September: Summer's End Wulf's Favorites + Oyster Lesson on Oyster Presentation

  • Wulf's Fish
  • 2 min read

Summer's End Wulf's Favorites! Throwback to our yearly must-haves during this time of the year. We find ourselves returning to a tradition: savoring oysters from both the inner and outer Cape. After months of feeding, they’re at their very best—briny, sweet, and full of character. What makes it special is tasting them together: oysters raised just a few miles apart, yet each offering its own unique expression of place.

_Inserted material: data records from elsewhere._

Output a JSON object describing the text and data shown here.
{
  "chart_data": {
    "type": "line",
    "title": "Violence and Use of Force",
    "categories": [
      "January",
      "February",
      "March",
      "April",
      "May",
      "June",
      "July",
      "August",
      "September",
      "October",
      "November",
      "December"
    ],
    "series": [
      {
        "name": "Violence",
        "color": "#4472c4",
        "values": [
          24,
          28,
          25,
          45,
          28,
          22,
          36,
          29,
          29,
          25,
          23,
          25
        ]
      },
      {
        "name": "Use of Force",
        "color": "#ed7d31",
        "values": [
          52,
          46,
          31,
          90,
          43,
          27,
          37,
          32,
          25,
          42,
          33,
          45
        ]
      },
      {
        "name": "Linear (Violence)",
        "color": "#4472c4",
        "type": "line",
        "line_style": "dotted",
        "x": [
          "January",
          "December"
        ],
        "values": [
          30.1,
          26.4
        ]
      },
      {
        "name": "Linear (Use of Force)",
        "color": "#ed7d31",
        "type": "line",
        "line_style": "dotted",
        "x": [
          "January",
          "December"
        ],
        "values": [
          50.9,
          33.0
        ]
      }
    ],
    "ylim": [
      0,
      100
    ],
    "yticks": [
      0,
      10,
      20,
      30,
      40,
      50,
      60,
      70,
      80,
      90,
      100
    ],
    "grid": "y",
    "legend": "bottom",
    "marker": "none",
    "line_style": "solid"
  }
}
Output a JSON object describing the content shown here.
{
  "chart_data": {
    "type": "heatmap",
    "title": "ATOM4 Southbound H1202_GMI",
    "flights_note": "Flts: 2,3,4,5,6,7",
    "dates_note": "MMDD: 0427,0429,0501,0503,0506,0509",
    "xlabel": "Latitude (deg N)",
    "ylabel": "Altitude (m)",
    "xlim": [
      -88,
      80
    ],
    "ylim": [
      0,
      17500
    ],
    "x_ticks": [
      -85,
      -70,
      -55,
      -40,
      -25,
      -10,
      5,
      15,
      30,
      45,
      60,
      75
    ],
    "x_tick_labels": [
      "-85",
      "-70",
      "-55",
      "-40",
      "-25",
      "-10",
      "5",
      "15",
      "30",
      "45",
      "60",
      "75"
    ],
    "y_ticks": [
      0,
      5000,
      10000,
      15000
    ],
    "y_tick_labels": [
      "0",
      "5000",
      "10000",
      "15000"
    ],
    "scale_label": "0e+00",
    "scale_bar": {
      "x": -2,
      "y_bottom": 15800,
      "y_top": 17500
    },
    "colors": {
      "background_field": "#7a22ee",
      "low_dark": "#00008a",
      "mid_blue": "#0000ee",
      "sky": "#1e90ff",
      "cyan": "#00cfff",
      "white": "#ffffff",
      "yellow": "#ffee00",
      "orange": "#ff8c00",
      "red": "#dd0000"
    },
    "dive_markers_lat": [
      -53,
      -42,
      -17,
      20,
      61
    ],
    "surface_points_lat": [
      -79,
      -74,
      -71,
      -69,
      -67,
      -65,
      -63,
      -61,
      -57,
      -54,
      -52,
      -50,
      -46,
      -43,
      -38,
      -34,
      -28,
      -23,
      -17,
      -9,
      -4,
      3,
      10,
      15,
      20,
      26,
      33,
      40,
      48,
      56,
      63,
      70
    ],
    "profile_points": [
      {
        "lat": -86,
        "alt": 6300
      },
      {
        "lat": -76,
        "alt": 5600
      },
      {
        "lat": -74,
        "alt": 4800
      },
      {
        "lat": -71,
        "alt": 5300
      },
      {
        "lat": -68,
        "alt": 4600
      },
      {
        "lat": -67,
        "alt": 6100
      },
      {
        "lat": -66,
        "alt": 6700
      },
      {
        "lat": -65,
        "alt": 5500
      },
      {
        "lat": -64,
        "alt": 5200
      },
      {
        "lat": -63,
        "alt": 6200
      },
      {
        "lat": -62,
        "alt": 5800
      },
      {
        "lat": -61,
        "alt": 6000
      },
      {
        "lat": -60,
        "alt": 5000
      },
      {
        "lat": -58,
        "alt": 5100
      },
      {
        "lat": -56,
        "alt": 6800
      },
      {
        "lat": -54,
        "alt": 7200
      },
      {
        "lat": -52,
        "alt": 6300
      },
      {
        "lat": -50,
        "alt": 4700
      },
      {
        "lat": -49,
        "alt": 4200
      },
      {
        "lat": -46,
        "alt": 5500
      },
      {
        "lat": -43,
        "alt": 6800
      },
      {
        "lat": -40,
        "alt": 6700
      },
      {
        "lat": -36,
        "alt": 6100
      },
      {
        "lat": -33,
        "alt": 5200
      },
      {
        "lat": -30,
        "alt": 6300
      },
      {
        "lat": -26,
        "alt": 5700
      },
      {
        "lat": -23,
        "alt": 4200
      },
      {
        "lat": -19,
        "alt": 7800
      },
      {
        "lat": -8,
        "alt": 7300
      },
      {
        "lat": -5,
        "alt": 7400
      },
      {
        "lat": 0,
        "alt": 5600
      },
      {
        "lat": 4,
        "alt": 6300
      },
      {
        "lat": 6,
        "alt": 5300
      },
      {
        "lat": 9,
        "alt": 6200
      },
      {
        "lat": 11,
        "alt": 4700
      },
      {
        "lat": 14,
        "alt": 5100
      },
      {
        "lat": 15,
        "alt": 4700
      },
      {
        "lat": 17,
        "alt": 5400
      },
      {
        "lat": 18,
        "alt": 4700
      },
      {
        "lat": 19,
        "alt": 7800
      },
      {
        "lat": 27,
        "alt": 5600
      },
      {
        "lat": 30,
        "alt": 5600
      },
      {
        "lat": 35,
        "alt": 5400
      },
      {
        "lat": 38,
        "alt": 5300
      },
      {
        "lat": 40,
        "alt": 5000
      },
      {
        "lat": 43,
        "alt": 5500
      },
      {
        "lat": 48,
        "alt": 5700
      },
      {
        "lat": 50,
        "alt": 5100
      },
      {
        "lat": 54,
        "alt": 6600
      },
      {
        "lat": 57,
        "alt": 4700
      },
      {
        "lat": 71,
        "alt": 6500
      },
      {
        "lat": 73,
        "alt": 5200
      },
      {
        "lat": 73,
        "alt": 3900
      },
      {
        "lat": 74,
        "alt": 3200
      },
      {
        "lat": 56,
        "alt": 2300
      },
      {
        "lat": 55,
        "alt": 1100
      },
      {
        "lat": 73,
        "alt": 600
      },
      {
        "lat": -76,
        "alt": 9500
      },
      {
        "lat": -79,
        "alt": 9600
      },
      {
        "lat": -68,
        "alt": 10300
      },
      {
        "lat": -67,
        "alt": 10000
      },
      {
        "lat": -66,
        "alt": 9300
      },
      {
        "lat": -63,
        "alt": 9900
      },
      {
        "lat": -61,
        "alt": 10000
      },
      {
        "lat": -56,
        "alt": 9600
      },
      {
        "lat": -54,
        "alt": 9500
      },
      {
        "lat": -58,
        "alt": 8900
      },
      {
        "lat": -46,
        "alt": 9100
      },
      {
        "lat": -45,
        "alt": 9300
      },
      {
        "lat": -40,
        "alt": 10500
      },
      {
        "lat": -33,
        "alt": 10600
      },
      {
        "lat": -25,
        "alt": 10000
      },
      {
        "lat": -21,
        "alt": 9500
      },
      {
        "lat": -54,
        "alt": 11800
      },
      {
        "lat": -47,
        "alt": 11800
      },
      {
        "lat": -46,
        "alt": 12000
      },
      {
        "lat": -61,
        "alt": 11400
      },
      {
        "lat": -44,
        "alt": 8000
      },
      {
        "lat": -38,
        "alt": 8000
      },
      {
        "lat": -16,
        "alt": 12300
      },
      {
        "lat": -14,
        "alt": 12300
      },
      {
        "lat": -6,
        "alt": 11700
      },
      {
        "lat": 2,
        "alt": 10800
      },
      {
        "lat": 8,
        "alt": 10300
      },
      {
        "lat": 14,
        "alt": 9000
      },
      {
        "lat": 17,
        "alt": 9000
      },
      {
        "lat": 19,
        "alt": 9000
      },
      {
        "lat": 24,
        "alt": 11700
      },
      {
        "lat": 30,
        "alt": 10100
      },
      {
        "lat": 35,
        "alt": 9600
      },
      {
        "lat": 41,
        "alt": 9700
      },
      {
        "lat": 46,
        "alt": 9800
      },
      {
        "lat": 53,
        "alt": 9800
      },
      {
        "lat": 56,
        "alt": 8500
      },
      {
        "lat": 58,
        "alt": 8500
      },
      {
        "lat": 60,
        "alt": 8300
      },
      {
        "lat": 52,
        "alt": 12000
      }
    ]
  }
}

It’s a reminder of how nature surprises us, and the perfect way to toast the close of another summer.

Plus, scroll down for a quick lesson on oysters from our certified oyster sommelier and Director of Procurement, Bekah Angoff! 


South Bay Blonde Wareham, MA
Our flagship oyster grown by Ben Suddard is just getting to the good part of the season as they have been feeding voraciously through the summer and now their bellies are fat and ready to burst from the shell. The best part of an SBB is the texture, as it has a meaty bite with fat that melts on your tongue and leaves you with a sweet lingering kiss of kelp and sunshine. Come get on our level.

Channel Rock Barnstable, MA
On the other side of the Cape, we have Channel Rock grown by Tyler Haggenstein, which is a stark contrast to the SBB. While we have earthy fat with the Southbay, the Channel Rock has a bright burst of minerals followed by notes of sweet grass and finishes clean and crisp. The refined flavor profile might feel high brow, but in no means do they need to stand on ceremony. Slurp them shells and keep comin' back for more.